孙纭踉跄着被拽了两步,回头冲温澜喊了一句。
“那回头微信跟我说啊!再见!”
温澜站在走廊拐角,看着孙纭被赵凯连拖带拽地消失在楼梯口。
赵凯拽着孙纭冲下楼梯,一口气跑到教学楼后面的车棚才停下来。赵凯撑着膝盖喘气,额头上全是汗。
“出事了纭哥。”
“什么事,你能不能先松手。”孙纭甩开赵凯的手,活动了一下被拽疼的肩膀。
“叶知远,他喊了一群人在前面大桥堵你。”
孙纭拍了拍校服上的褶皱。脸上的表情没什么变化。大桥,就是学校正门出去往东走五百米的那座跨河桥。放学必经之路,两侧无监控,堵人的老地点了。
“几个人?”
“我听说最少十来个,都不是咱们学校的。好像是外面那个虎哥带来的,纹身那种。”
孙纭把书包甩到另一侧肩上。
“你给彪子和龙哥打电话,让他们带人来大桥。我先过去。”
赵凯一把抓住孙纭的手臂。
“你疯了?你一个人过去被打死的。”
孙纭掰开赵凯的手指头,一根一根地掰。
“打电话。快点。”
赵凯没拦住。孙纭已经走出车棚,沿着围墙外的小路往东走。赵凯一边掏手机一边跟上去,手指头哆嗦着翻通讯录。
走了五分钟。

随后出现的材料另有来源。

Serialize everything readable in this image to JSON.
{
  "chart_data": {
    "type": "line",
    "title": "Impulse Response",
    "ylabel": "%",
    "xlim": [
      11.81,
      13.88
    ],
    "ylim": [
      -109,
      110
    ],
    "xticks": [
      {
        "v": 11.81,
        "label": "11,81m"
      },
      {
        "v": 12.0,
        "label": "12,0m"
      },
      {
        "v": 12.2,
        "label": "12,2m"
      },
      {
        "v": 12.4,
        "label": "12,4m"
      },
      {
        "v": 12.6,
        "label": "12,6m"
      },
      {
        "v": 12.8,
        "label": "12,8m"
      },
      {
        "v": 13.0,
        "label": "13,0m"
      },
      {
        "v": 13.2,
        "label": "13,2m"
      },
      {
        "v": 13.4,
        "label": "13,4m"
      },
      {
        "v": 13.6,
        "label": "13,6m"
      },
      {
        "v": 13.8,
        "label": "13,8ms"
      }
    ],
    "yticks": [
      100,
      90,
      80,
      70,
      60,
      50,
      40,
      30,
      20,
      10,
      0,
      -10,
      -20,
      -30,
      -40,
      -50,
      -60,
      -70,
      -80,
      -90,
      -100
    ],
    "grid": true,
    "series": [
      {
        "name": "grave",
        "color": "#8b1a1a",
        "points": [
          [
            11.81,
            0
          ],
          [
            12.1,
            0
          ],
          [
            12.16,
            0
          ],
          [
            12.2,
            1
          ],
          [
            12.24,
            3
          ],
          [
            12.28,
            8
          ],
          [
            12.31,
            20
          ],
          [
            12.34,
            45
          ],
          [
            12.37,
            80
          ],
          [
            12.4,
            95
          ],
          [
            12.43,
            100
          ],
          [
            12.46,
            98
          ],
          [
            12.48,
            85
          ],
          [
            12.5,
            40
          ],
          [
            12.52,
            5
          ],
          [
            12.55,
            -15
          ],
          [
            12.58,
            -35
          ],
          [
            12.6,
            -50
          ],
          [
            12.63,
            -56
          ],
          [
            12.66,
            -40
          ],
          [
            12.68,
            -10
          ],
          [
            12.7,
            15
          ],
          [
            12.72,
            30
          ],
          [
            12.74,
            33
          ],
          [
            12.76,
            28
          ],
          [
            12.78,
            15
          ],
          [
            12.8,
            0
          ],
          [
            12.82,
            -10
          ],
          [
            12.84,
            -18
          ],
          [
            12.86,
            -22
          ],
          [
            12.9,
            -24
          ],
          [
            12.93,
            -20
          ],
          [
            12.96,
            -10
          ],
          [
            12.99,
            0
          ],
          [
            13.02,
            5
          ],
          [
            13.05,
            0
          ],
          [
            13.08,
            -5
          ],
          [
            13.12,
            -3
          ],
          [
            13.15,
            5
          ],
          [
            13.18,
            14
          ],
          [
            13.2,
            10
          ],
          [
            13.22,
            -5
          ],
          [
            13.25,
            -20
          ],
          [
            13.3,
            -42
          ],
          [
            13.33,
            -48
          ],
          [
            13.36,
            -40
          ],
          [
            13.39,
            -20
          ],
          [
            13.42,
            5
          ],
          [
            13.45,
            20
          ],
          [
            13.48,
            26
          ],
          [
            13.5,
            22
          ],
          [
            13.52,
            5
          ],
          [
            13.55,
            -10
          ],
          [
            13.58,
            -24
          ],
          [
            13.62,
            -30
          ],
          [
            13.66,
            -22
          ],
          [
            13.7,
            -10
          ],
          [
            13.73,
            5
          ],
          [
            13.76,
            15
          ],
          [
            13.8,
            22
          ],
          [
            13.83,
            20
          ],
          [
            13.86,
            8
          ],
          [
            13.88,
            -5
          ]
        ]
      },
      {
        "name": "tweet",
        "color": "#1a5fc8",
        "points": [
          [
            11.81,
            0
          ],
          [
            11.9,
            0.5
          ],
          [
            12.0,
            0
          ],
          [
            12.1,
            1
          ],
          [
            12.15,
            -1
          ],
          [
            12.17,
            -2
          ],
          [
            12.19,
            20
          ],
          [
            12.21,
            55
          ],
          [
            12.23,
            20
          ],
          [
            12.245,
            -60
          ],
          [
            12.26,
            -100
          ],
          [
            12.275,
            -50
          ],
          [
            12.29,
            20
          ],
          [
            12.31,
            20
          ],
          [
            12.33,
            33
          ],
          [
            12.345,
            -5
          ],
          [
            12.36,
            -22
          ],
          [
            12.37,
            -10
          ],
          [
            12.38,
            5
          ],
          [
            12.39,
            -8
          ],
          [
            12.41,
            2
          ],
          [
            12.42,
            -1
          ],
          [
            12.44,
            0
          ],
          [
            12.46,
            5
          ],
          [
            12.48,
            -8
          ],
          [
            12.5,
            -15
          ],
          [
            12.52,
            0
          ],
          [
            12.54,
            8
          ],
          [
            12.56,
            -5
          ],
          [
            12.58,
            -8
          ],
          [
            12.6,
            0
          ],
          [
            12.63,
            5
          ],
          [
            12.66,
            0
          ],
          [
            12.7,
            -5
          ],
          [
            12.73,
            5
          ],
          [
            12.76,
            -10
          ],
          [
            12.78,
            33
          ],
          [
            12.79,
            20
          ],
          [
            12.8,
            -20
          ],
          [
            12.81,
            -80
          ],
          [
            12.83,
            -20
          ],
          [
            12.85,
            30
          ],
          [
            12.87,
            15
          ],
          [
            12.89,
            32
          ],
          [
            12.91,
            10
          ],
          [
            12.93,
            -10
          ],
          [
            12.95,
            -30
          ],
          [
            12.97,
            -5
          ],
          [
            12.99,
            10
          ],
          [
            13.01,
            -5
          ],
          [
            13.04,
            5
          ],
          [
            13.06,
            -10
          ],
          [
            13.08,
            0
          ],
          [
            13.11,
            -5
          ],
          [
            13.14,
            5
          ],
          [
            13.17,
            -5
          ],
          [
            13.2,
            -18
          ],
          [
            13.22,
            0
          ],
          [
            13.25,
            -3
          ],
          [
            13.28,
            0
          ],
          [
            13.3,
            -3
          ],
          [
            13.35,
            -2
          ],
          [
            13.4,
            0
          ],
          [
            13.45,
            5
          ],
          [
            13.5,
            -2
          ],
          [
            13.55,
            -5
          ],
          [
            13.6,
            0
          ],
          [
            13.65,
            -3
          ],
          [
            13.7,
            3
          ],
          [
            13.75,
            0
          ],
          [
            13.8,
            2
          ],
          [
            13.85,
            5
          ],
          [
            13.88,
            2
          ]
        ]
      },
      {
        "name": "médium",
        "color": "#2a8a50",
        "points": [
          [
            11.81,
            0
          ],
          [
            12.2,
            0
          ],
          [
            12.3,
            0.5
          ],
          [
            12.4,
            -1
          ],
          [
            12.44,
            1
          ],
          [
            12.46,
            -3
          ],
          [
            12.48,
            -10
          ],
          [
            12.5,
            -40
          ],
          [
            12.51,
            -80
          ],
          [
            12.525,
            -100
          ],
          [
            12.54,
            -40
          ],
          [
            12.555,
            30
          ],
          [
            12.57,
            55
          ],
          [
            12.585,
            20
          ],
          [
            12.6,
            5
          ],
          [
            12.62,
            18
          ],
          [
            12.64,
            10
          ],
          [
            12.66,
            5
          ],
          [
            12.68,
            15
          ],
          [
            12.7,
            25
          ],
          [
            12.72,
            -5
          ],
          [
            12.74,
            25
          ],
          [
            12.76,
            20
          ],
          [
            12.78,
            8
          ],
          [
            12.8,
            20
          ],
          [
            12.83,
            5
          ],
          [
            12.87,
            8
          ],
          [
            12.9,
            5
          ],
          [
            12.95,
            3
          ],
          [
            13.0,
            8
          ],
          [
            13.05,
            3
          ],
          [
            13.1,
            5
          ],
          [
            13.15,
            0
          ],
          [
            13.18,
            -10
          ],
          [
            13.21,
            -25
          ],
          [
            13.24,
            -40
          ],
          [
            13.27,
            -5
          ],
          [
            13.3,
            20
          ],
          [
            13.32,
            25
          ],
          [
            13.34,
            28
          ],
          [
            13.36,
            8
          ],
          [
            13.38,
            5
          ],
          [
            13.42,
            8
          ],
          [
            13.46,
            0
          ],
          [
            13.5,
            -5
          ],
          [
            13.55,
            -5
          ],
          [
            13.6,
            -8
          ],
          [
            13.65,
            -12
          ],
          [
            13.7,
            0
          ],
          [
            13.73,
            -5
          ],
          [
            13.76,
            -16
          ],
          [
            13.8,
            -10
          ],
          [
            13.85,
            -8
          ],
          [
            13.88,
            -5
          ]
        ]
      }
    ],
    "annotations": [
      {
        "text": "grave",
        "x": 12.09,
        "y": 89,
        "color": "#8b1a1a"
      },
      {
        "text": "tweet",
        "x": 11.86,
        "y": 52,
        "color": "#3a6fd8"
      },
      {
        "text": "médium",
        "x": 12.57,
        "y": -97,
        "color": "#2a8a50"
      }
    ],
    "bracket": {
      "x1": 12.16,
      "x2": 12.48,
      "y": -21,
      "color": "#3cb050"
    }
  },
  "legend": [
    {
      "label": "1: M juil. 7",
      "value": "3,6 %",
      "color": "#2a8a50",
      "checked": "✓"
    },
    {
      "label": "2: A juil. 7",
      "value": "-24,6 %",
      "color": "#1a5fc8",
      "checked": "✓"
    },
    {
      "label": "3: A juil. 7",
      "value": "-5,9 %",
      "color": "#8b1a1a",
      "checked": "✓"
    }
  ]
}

桥头出现在视线里。
远远的,桥面上拢着十几个人,三五成群地蹲着或者靠着栏杆站着。有几个穿黑色短袖,胳膊上的纹身在夕阳底下显得发暗。路过的学生远远看见这群人,绕到马路对面走。
孙纭走上桥。
最前面一个瘦高个挡住去路,嘴里叼着烟,上下打量他一眼。
“就你叫孙纭啊?来来来,找你有点事。”
瘦高个往旁边让开半步。后面的人群让出一条缝。叶知远站在中间,校服拉链拉到最顶上,脖子缩在领子里。
“孙纭。”叶知远的声音比平时高了两个调,“我给过你机会了。你总是三番五次去骚扰温澜,别怪我不客气。”
他往后退了一步,手指着旁边一个大块头。
“虎哥,就是这小子。把他腿给我卸下来。”
孙纭看过去。虎哥站在桥栏杆旁边,少说两百斤,圆头圆脑的,脖子上纹着一条青色的蛇。手里拎着一瓶矿泉水,拧开盖子灌了一口,擦了下嘴。
“就你他妈的找我弟弟事啊?”虎哥把矿泉水瓶子往地上一扔,瓶子骨碌碌滚到桥墩边,“我也不欺负你。你跪下来给我弟弟磕个头,再喊一句爷爷,我就放你走。”
四周安静了一瞬。桥底下河水流过的声音都听得见。
孙纭笑了。
不是礼貌性的笑,是真笑出声了。
“你个死肥猪你多鸡毛啊,虎哥?”孙纭把书包从肩上摘下来,扔在地上,“你是哆啦A梦里的胖虎吧?”
虎哥脸上的肥肉抖了一下。身后几个小弟有人没憋住,嘴角抽了一下。虎哥回头扫了一眼,那人立刻把脸绷直了。
“弟兄们上!给我把他腿卸了!”虎哥一脚把矿泉水瓶踢飞,“你奶奶的,敬酒不吃吃罚酒!”
七八个人同时冲上来。
孙纭侧身避开第一个扑过来的,右拳直接砸在那人鼻梁上。拳头撞到骨头的震感传到整条手臂。那人捂着鼻子蹲下去,血从指缝里淌出来。第二个从左边来,孙纭抬脚踹在他胯骨上,人往旁边歪了两步。第三个上来抱腰,孙纭肘尖往下砸,砸在后脑勺上,那人松了手。
但第四个、第五个紧跟着扑上来。
一拳打在孙纭后背上,他踉跄了两步,还没站稳,又一脚踢在腿弯。膝盖一软,半跪在地上。有人从后面摁住他的肩膀,另一个拽着他的头发往后扯。一拳砸在他左脸颧骨上,耳朵里嗡的一声。
孙纭挣扎着站起来,又被推倒。
水泥地面磨破了手掌。血和灰混在一起,黏糊糊的。他用胳膊护着脑袋,拳头和脚接二连三地砸下来。肋骨上挨了一脚,胀痛从侧腹蔓延到后背。
桥面上突然传来刹车声。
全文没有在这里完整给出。